Jones's warnings also reflect bitter experiences over the way NATO's military chiefs had to fight to obtain the resources vital for supporting its military missions, particularly in Afghanistan. Until recently, even though the 26-member alliance promised politically to support the mission, it failed to provide basic equipment such as field hospitals or helicopters.

These experiences, which damaged NATO's reputation as an organization that could operate efficiently "out of area" beyond its traditional base of Europe, have, however, precipitated a debate inside the alliance over how NATO should be financed as an organization and how its military operations should be funded.

NATO has a civilian budget of around €130 million, or $167 million, and a military budget of around € 780 million. The United States, Britain, Germany and France are the largest contributors to both segments, with payments ranging from 15 percent to over 23 percent into those budgets while Belgium, Turkey, Denmark, Poland and the Netherlands pay under 2.75 percent.

The civilian and military budgets, however, do not cover the cost of missions, which are financed under the principle that "costs lies where they fall." In reality, it means that any country that sends a soldier or equipment on a NATO mission is responsible for meeting those costs. The problem is that it is often the same countries that send troops abroad and at the same time maintain their high contributions to NATO's budget.

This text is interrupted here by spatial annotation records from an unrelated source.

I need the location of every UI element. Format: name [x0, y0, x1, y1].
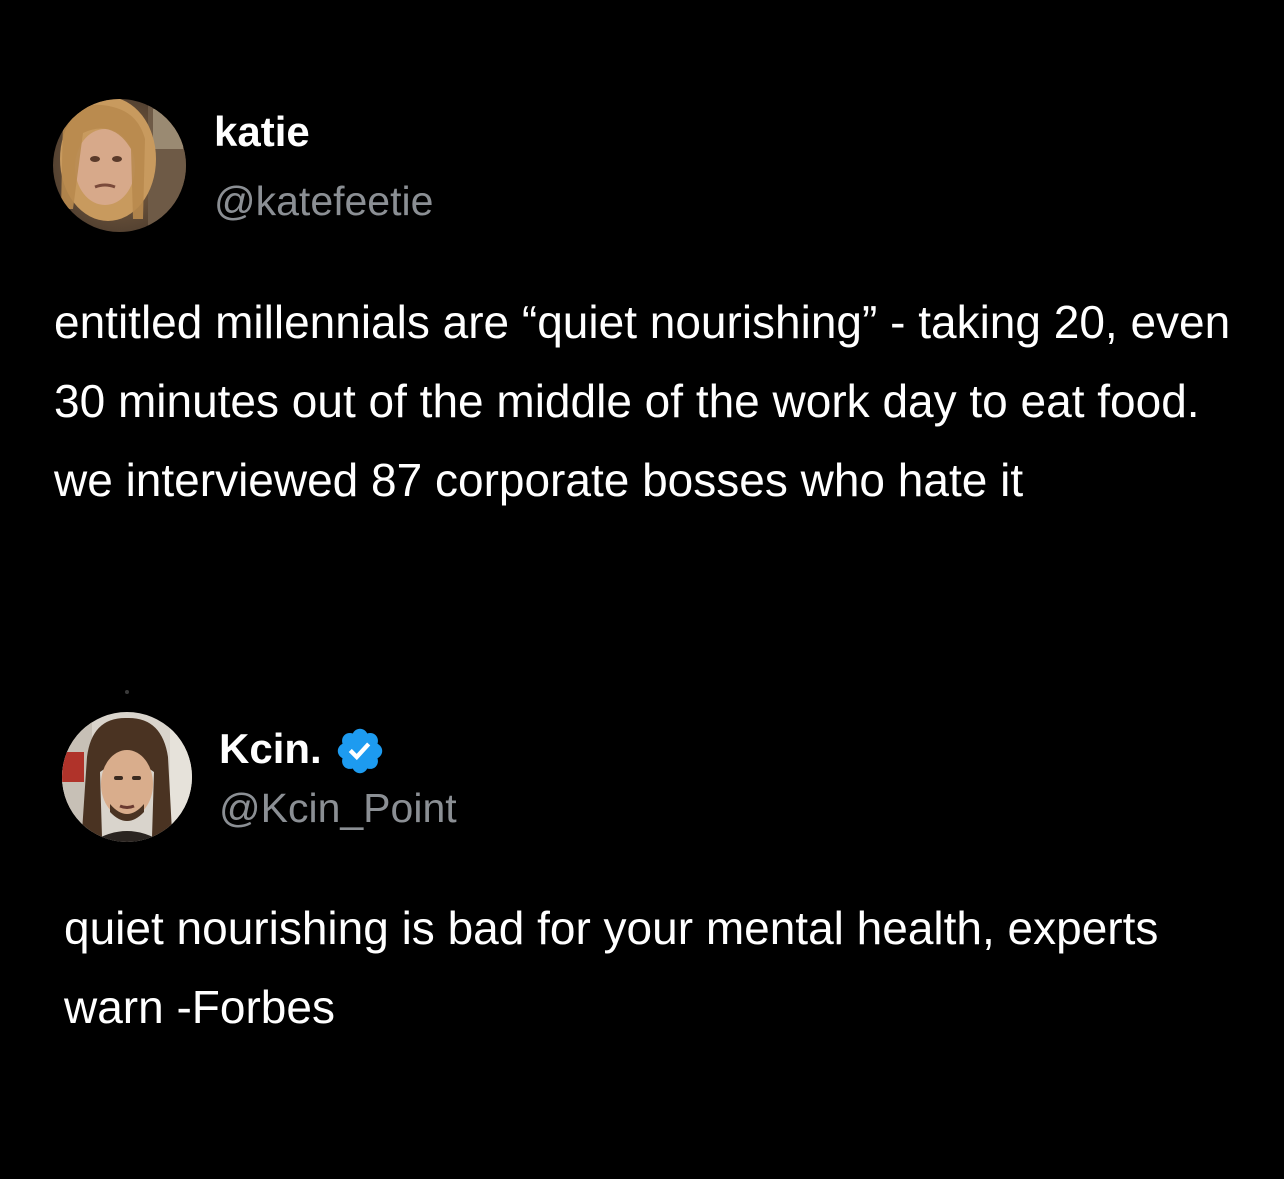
name-row: Kcin.	[219, 721, 386, 777]
display-name[interactable]: Kcin.	[219, 725, 322, 773]
display-name[interactable]: katie	[214, 108, 310, 156]
user-handle[interactable]: @Kcin_Point	[219, 785, 457, 832]
tweet-text: entitled millennials are “quiet nourishi…	[54, 296, 1231, 506]
tweet-text: quiet nourishing is bad for your mental …	[64, 902, 1159, 1033]
avatar-kcin[interactable]	[62, 712, 192, 842]
verified-badge-icon	[334, 725, 386, 777]
profile-photo-icon	[62, 712, 192, 842]
user-handle[interactable]: @katefeetie	[214, 178, 433, 225]
avatar-katie[interactable]	[53, 99, 186, 232]
divider-dot	[125, 690, 129, 694]
profile-photo-icon	[53, 99, 186, 232]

Jones and Jaap de Hoop Scheffer, the secretary general of NATO, said in Brussels it was unfair that some countries had to pick up the costs twice and called for institutional reform to deal with this issue. "You have to start from the basis of what everyone is paying now. Failure to do that would paralyze some of the things and some of the directions in which we wish to go," said Jones.

De Hoop Scheffer suggested that more countries could contribute to "common funding." Thirteen countries for example, are already involved in sharing the costs for NATO's airborne early warning system yet field hospitals and airfields are not commonly funded.

"If we want to make it easier for nations to contribute to our missions and operations, we also need to make better use of common funding, such as hospitals, airfields and ports. They are not just used by individual nations. They should be eligible for common funding," he said.